O kadar coşkulu söylenmişti ki ” Dünya Kadınlar Günü” diye ve biz o kadar güzel dalmıştık ki, kendimize geldiğimizde içimizden birileri çoktan tacize uğramış, şiddet görmüş, bir köşeye itilmiş ve çoğu zaman olduğu gibi adeta bir hizmetkar ( köle) muamelesi ile karşı karşıya kalmıştı. Nedenini onlar da bilmiyordu, çoğu zaman da karşı cinsimiz tarafından bu bir gelenek- görenek yani aslında bir yerde alışkanlık olarak görülüyordu.
Keşke şu anda ülkemizde kadınlığın, bunun yanı sıra insanlığın gelişmesi hakkında konuşabilseydik ya da belki tartışabilirdik!!! Fakat ben şu an bu yazıyı yazıyorsam inanın bana bu dakikalarda şiddete ( her türlü) maruz kalan hemcinslerimin sessiz çığlıklarını kulaklarımda duyabildiğim ve dugularını kalbimde hissedebildiğim içindir. Ve ne yazık ki bu çığlıkların sahibi sen ya da ben olabilirdik. Peki, bu noktada bizi ayıran nedir?
Bu farklılık sadece senden biraz daha doğuda doğdukları için midir? Yoksa imkansızlıklardan dolayı istedikleri eğitimi alamadıkları için mi? Hadi şimdi bunların hepsini bir kenarı koyalım. Esas beni düşündüren soru şudur ki; Eğitim almış bir erkek yakınındaki kadınlara hiç mi şiddet uygulamaz? Ya da eğitim almış bir kadın hiç mi şiddete maruz kalmaz?
Kime göre eğitimlidir, neyin ölçüsüne göre biz bu kişilere eğitimli diyoruz. Bana göre eğitim öyle 2-3 üniversite bitirip, 3-4 dil bilmeyle olmaz. Bana göre eğitim ” İNSAN ” olmayla başlar. Gerisi sonra gelir zaten.
Eğer herhangi bir kaynaktan araştırmak isterseniz (Dünya Kadınlar Günü) ” İnsan hakları temelinde kadınların siyasi ve sosyal bilincinin geliştirilmesine, ekonomik, siyasi ve sosyal başarılarının kutlanmasına ayrılmaktadır.” diye veya buna benzer bir şekilde bir açıklamayla karşı karşıya geleceksiniz.

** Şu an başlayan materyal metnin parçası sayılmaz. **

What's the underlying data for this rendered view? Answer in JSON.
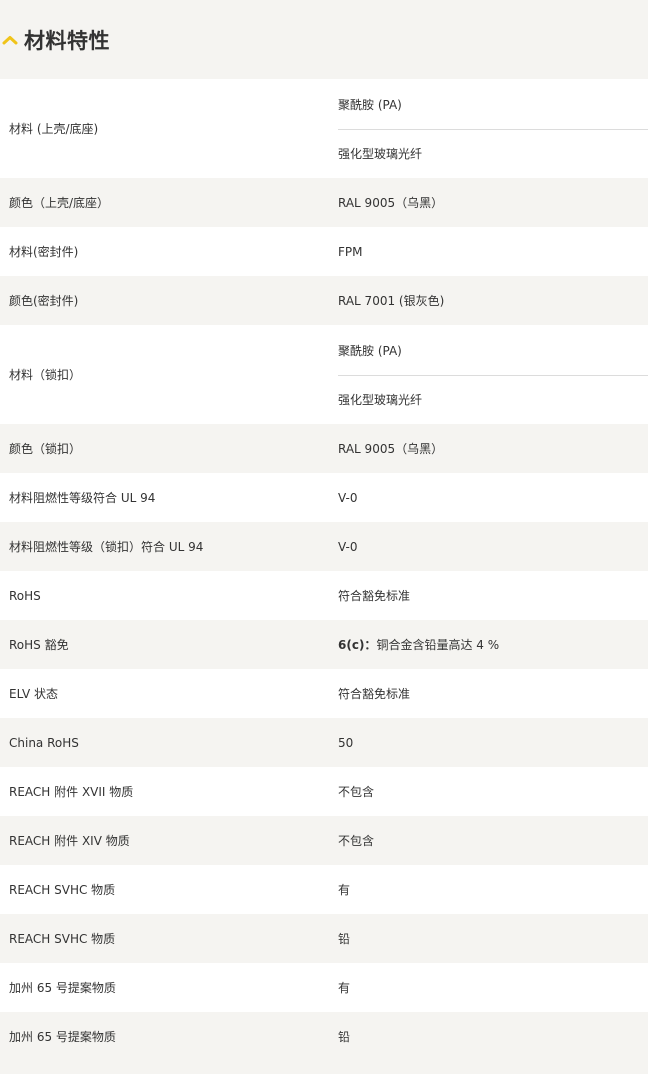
{
  "section": {
    "title": "材料特性",
    "accent_color": "#f0c419"
  },
  "rows": [
    {
      "label": "材料 (上壳/底座)",
      "values": [
        "聚酰胺 (PA)",
        "强化型玻璃光纤"
      ]
    },
    {
      "label": "颜色（上壳/底座）",
      "values": [
        "RAL 9005（乌黑）"
      ]
    },
    {
      "label": "材料(密封件)",
      "values": [
        "FPM"
      ]
    },
    {
      "label": "颜色(密封件)",
      "values": [
        "RAL 7001 (银灰色)"
      ]
    },
    {
      "label": "材料（锁扣）",
      "values": [
        "聚酰胺 (PA)",
        "强化型玻璃光纤"
      ]
    },
    {
      "label": "颜色（锁扣）",
      "values": [
        "RAL 9005（乌黑）"
      ]
    },
    {
      "label": "材料阻燃性等级符合 UL 94",
      "values": [
        "V-0"
      ]
    },
    {
      "label": "材料阻燃性等级（锁扣）符合 UL 94",
      "values": [
        "V-0"
      ]
    },
    {
      "label": "RoHS",
      "values": [
        "符合豁免标准"
      ]
    },
    {
      "label": "RoHS 豁免",
      "value_bold": "6(c)：",
      "values": [
        "铜合金含铅量高达 4 %"
      ]
    },
    {
      "label": "ELV 状态",
      "values": [
        "符合豁免标准"
      ]
    },
    {
      "label": "China RoHS",
      "values": [
        "50"
      ]
    },
    {
      "label": "REACH 附件 XVII 物质",
      "values": [
        "不包含"
      ]
    },
    {
      "label": "REACH 附件 XIV 物质",
      "values": [
        "不包含"
      ]
    },
    {
      "label": "REACH SVHC 物质",
      "values": [
        "有"
      ]
    },
    {
      "label": "REACH SVHC 物质",
      "values": [
        "铅"
      ]
    },
    {
      "label": "加州 65 号提案物质",
      "values": [
        "有"
      ]
    },
    {
      "label": "加州 65 号提案物质",
      "values": [
        "铅"
      ]
    }
  ]
}
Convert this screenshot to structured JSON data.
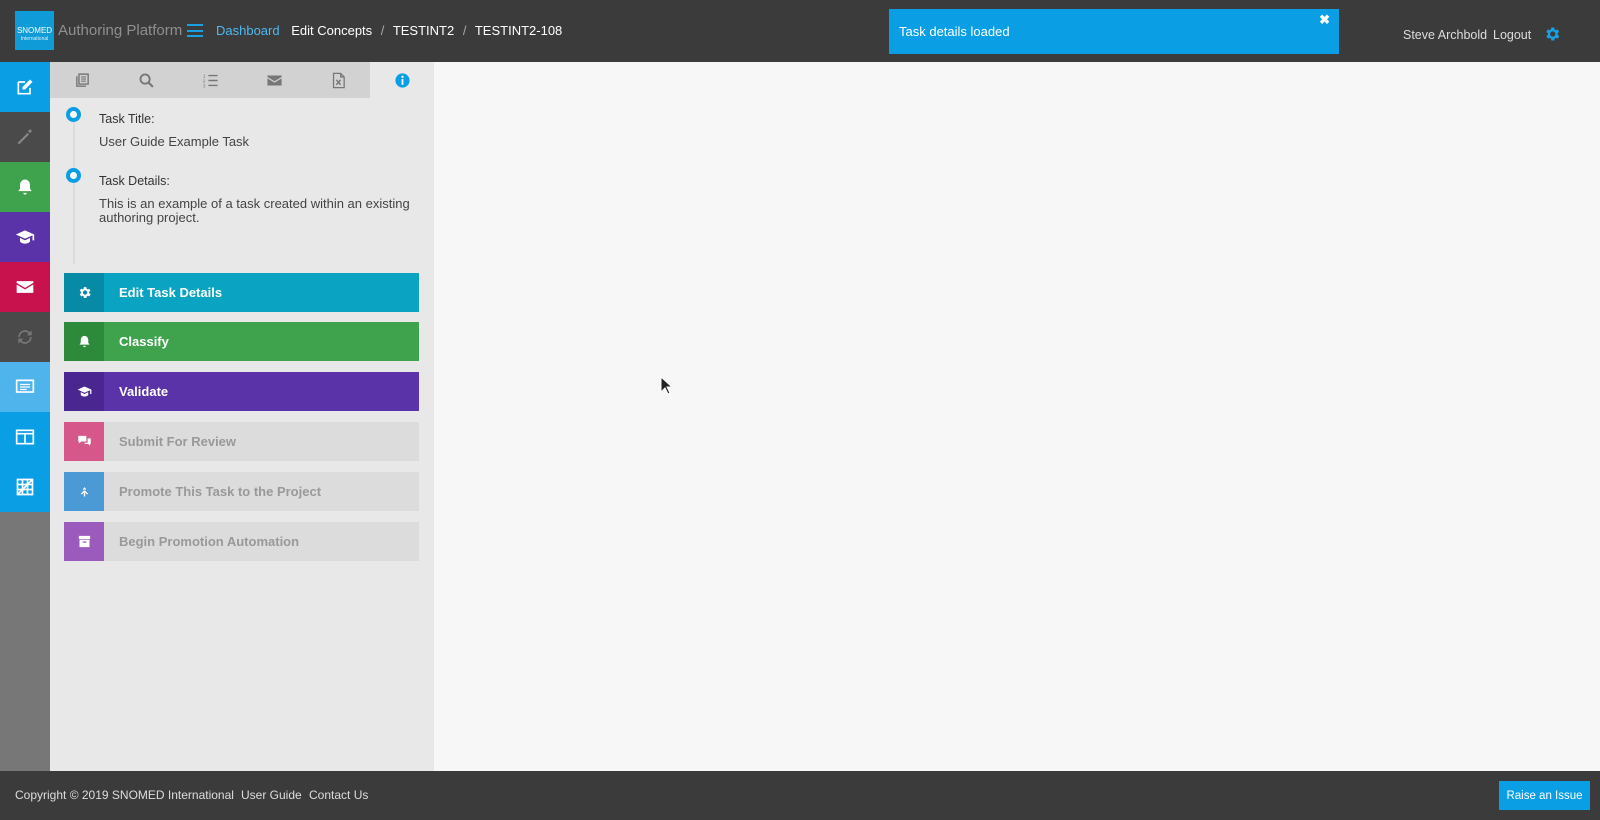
{
  "header": {
    "logo_text": "SNOMED",
    "logo_subtext": "International",
    "app_title": "Authoring Platform",
    "breadcrumb": {
      "dashboard": "Dashboard",
      "edit_concepts": "Edit Concepts",
      "project": "TESTINT2",
      "task": "TESTINT2-108",
      "separator": "/"
    },
    "toast_message": "Task details loaded",
    "toast_close": "✖",
    "user_name": "Steve Archbold",
    "logout": "Logout"
  },
  "rail": {
    "items": [
      {
        "icon": "edit-icon",
        "color": "#0a9ee5"
      },
      {
        "icon": "magic-wand-icon",
        "color": "#4a4a4a"
      },
      {
        "icon": "bell-icon",
        "color": "#3fa34d"
      },
      {
        "icon": "graduation-cap-icon",
        "color": "#5b33a8"
      },
      {
        "icon": "envelope-icon",
        "color": "#c8124e"
      },
      {
        "icon": "sync-icon",
        "color": "#4a4a4a"
      },
      {
        "icon": "monitor-list-icon",
        "color": "#4fb3ec"
      },
      {
        "icon": "window-icon",
        "color": "#0a9ee5"
      },
      {
        "icon": "grid-slash-icon",
        "color": "#0a9ee5"
      }
    ]
  },
  "panel": {
    "tabs": [
      {
        "icon": "books-icon"
      },
      {
        "icon": "search-icon"
      },
      {
        "icon": "ordered-list-icon"
      },
      {
        "icon": "envelope-icon"
      },
      {
        "icon": "excel-file-icon"
      },
      {
        "icon": "info-icon",
        "active": true
      }
    ],
    "task_title_label": "Task Title:",
    "task_title_value": "User Guide Example Task",
    "task_details_label": "Task Details:",
    "task_details_value": "This is an example of a task created within an existing authoring project.",
    "actions": [
      {
        "label": "Edit Task Details",
        "icon": "gear-icon",
        "color": "#0aa3c2",
        "icon_bg": "#078aa6",
        "enabled": true
      },
      {
        "label": "Classify",
        "icon": "bell-icon",
        "color": "#3fa34d",
        "icon_bg": "#2e8a3b",
        "enabled": true
      },
      {
        "label": "Validate",
        "icon": "graduation-cap-icon",
        "color": "#5b33a8",
        "icon_bg": "#4a2690",
        "enabled": true
      },
      {
        "label": "Submit For Review",
        "icon": "comments-icon",
        "color": "#dcdcdc",
        "icon_bg": "#d6578a",
        "enabled": false
      },
      {
        "label": "Promote This Task to the Project",
        "icon": "merge-arrow-icon",
        "color": "#dcdcdc",
        "icon_bg": "#4b9ad6",
        "enabled": false
      },
      {
        "label": "Begin Promotion Automation",
        "icon": "archive-icon",
        "color": "#dcdcdc",
        "icon_bg": "#9b5bbd",
        "enabled": false
      }
    ]
  },
  "footer": {
    "copyright": "Copyright © 2019 SNOMED International",
    "user_guide": "User Guide",
    "contact_us": "Contact Us",
    "raise_issue": "Raise an Issue"
  }
}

Ben burada ” ekonomik, siyasi ve sosyal başarılarının kutlanması” kısmına dikkat çekmek istiyorum. Teoride evet amaçlanan şey bu fakat bu ne kadar gerçekçi ya da ne kadar uygulanıyor?
Türkiye’ de bırakın bizim başarılarımızın kutlanmasını , daha trafikte kadınlar olarak saygı bile göremiyoruz ki artık biz sevgi boyutunu geçtik zaten. Siyaset hakkında konuşsak; ” siz siyasetten ne anlarsınız ” oluyoruz, sosyal alanda bir şeyler söylesek; “önce kendi kocanızla ve ailenizle ilgilenin” oluyor. Ve gelelim hayatımızın önemli bir parçası olan ekonomiye, ekonomiyi yorumlarken de; bizim alışverişten ve para harcamadan başka bir şey bilmediğimize inanılıyor.

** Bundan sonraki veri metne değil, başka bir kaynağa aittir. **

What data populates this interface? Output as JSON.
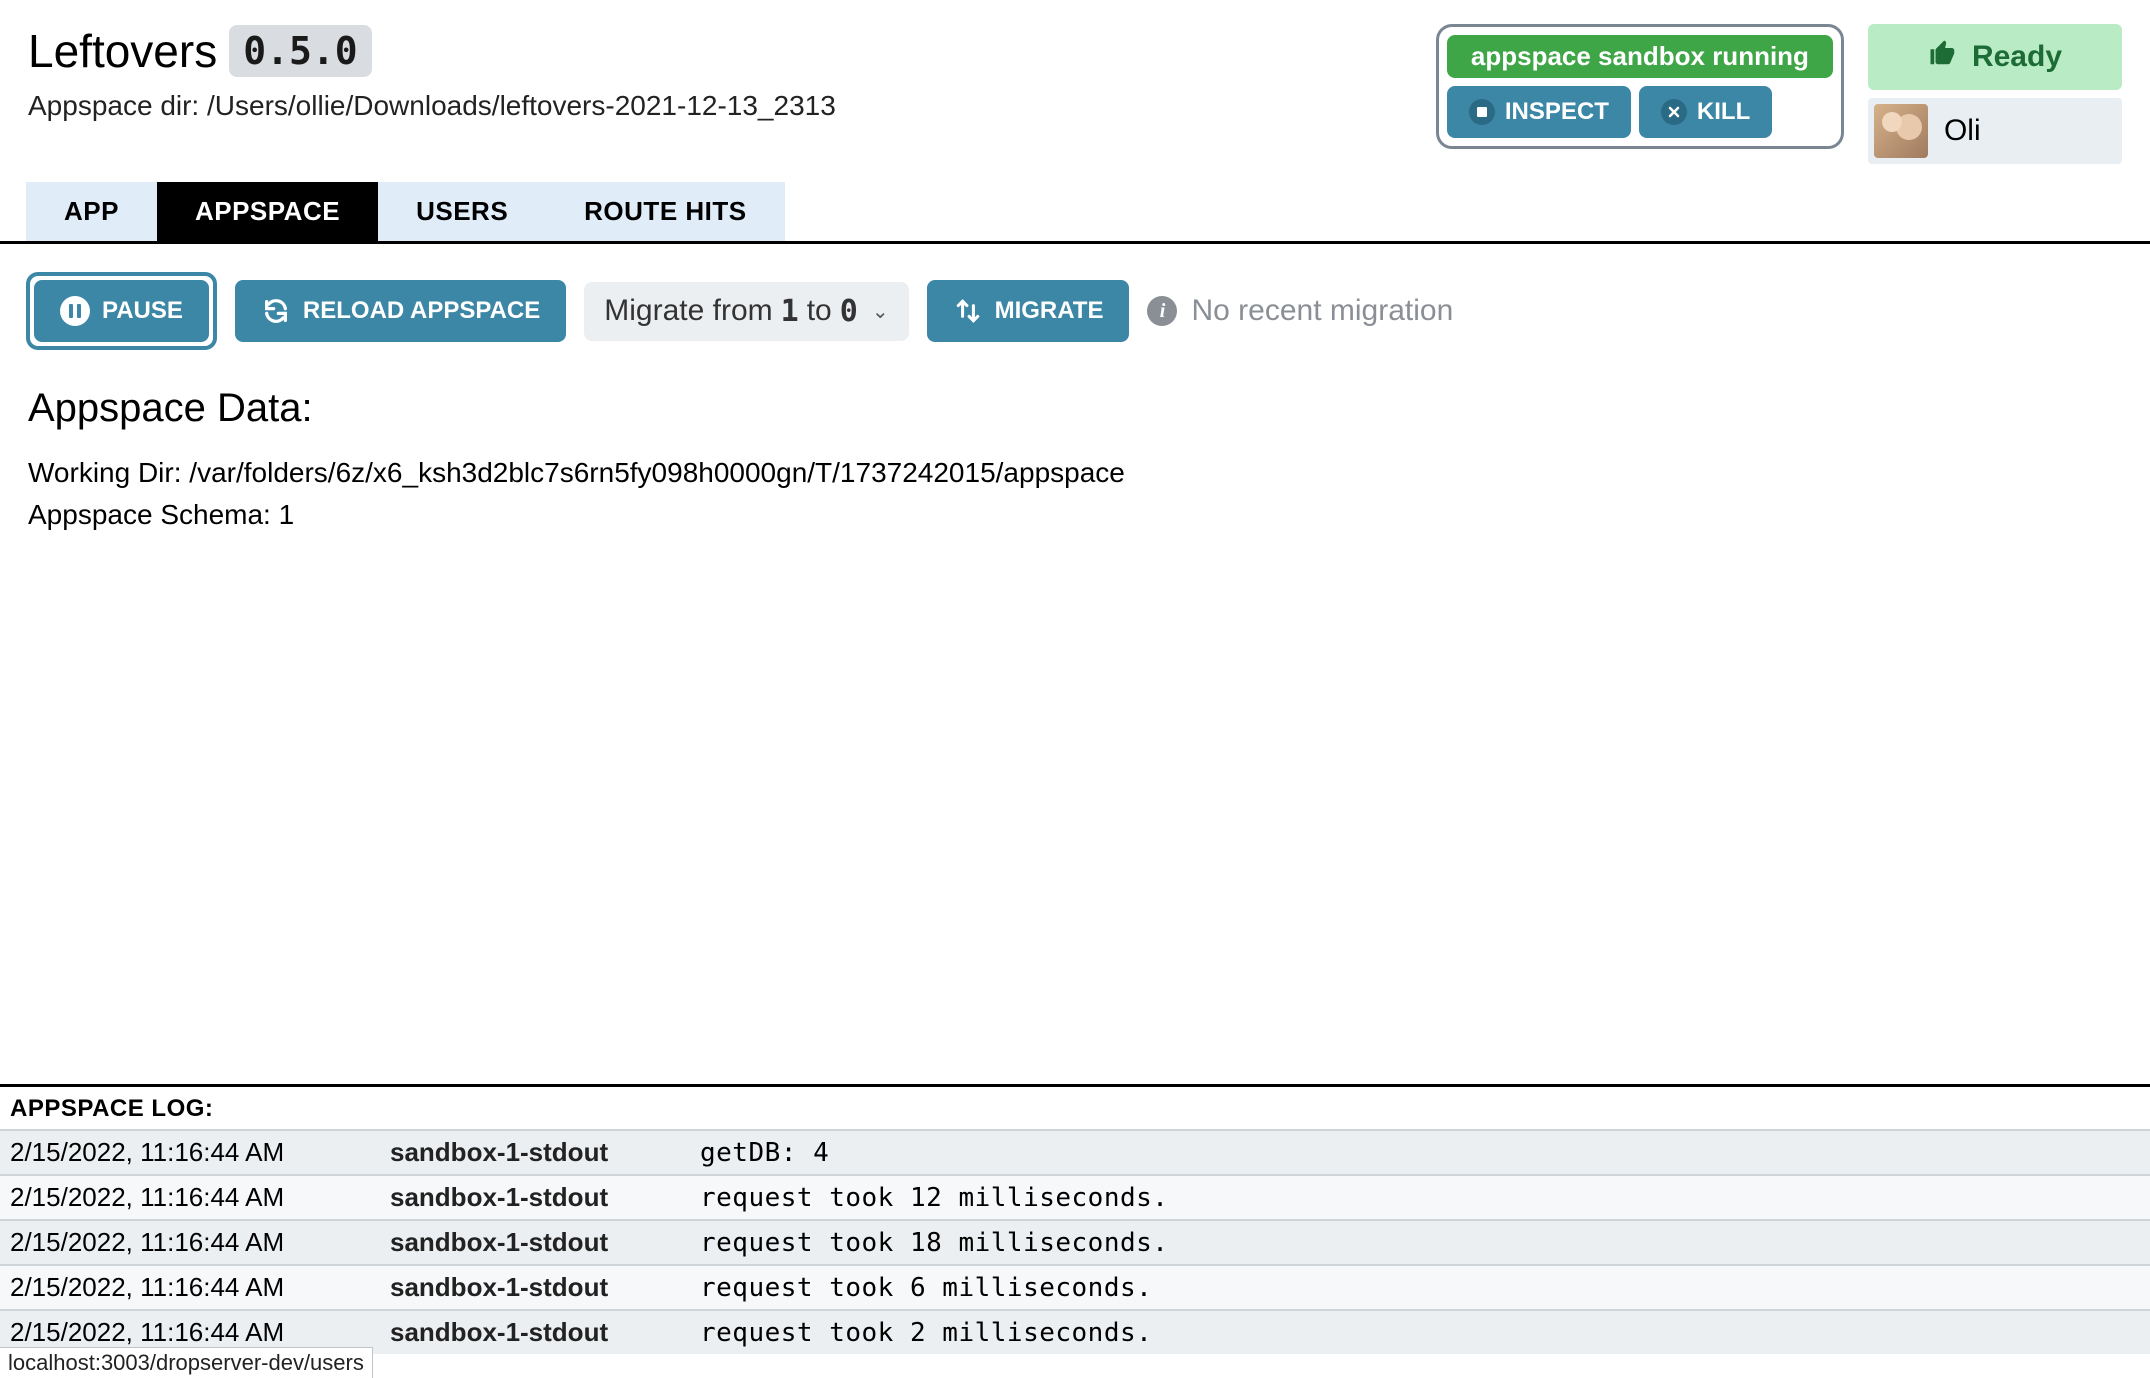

Belki bu yazıda hep olumsuz örnekler var fakat inanın bana yaşadığımız ülkede bu tarz olaylar her dakika yine ve yeniden yaşanılıyor.
Ve bir çok kadın bunları yaşarken susmak zorunda kalıyor!!! Peki susmak bir çözüm müdür?
Ben susmak eylemini bir çözüm olarak görmediğim gibi, bu konuda haykırmayı da gereksiz buluyorum. Bence bizim haykırmaktan çok kadınlar gününün amacını anlamaya ve yaşamaya ve de anlatmaya ve yaşatmaya ihtiyacımız var.
Ve son olarak; kadına, insana, hayvana yani herhangi bir canlıya zarar verilmesini önlemek içinde ” İNSAN OLMAYI DENEYEBİLİRİZ” diyorum.